Advancements in technology and the way people meet to conduct business created a lag in group demand recovery, which had paced well behind the recovery of transient demand. Group demand is now expanding, supporting a favorable outlook through 2015 and 2016. In the last twelve months, group demand growth at luxury and upper -upscale properties has outpaced transient demand by 1.2%, according to STR. Increased group demand, supplementing already high levels of transient demand, is expected to fuel occupancy growth in the near term.

While group average daily rates have surpassed historical levels in most top markets, eight of the top markets have yet to reach the prior peak; moreover, when adjusted for inflation, group average rates have yet to recover fully. New Orleans has been one of the top-performing group markets in the past five years, as its popularity as a convention city allowed local hoteliers to maintain rate integrity relative to other major markets, such as Orlando and New York City.

Capital Markets: A Disciplined Approach

Despite the seemingly endless supply of capital chasing a finite number of deals, the capital markets have remained in check compared to past recovery cycles. The disciplined approach practiced by players in the capital markets arose from the devastation wreaked by the most recent recession, when so many real estate deals went bad and properties, including hotels, almost immediately lost value.

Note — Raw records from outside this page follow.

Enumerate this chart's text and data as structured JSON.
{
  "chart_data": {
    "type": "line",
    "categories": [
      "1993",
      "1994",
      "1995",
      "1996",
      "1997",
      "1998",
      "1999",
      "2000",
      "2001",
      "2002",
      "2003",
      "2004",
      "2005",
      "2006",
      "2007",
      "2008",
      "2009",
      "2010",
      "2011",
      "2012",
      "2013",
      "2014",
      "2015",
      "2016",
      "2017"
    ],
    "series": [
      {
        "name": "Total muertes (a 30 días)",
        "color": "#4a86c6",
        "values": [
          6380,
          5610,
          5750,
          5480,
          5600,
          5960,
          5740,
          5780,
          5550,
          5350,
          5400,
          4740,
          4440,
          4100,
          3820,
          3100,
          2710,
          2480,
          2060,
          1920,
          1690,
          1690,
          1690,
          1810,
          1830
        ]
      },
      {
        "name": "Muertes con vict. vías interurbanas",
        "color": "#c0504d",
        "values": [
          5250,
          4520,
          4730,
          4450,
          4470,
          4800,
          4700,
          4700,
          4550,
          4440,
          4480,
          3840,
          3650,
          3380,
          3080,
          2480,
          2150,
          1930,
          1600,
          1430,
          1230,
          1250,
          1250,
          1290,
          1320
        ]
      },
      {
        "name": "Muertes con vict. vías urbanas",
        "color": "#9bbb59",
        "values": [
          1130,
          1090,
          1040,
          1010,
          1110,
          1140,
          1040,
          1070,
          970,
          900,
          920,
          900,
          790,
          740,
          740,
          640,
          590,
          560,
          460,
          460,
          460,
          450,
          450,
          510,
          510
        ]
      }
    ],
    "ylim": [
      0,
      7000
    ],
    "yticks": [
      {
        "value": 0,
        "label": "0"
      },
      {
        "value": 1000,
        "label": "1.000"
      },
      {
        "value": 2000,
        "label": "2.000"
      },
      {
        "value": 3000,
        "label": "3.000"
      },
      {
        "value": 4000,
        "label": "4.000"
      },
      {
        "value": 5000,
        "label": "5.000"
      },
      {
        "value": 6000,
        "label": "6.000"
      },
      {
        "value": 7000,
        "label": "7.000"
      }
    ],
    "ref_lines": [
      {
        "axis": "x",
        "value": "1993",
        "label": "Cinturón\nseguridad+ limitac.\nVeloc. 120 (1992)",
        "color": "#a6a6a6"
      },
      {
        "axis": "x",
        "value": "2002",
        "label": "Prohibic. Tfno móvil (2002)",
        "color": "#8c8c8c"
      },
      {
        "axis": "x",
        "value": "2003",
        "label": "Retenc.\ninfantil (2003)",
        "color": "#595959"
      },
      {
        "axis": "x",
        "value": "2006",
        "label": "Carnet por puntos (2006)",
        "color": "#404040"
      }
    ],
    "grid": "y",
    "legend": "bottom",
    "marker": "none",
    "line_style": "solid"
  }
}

Hotel developers have had to lay out more stringent, well-documented, authoritative forecasts of performance and value for their proposed hotels in order to gain financing. The good news on all sides is that, compared with the near absolute capital drought that followed the recession, banks and other financing vehicles are enthusiastic about putting money into promising hotel projects.

Hotel Supply Still (Relatively) Low

Alongside more rigorous investment parameters, increasing construction costs and a rise in land values have helped to keep the U.S. hotel supply pipeline at just a trickle. Overall, new supply remains below the long-term average; however, select markets are at greater risk in the near term, a s the majority of new supply is concentrated in some of the nation’s biggest hospitality markets. These include New York City, Nashville, Houston, Miami, and Austin, along with several others that face an above-average influx of proposed hotels.

Most development is occurring in the upscale and upper-midscale chain scales, with the most prominent concentration in the limited- and select-service product types. Development of full-service hotels is expected to resume a s average rates continue to rise and group demand expands. The return of meeting and group demand has been particularly important to the metrics of upscale and luxury hotels, especially those positioned in convention markets. The strength of the group demand segment has prompted new builds in these tiers.

Strong Dollar Has Yet to Impact Foreign Travel

Hoteliers at the conference expressed some concern about the strength of the U.S. dollar bringing down levels of foreign travel. This negative impact, however, has yet to materialize, at least not directly. High airline prices have had a more pronounced effect on travel to the U.S., though even rising rates for flights have not constrained foreign travel too severely. Furthermore, U.S. policies to improve ease of access to the country and the expanding economies of nations such as Brazil and India bode well for foreign travel over the long term.

Conclusion

The presentations and data-backed forecasts from the 2015 Hotel Data Conference illustrated how hotel metrics and broader economic forces intertwine. Disciplined capital markets have helped keep supply growth in check, while increases in transient demand have boosted occupancy to peak levels in many markets and given hotel operators the pricing power to command strong gains in average rate. As a result, lodging fundamentals are improving, a trend expected to continue a t least into 2017.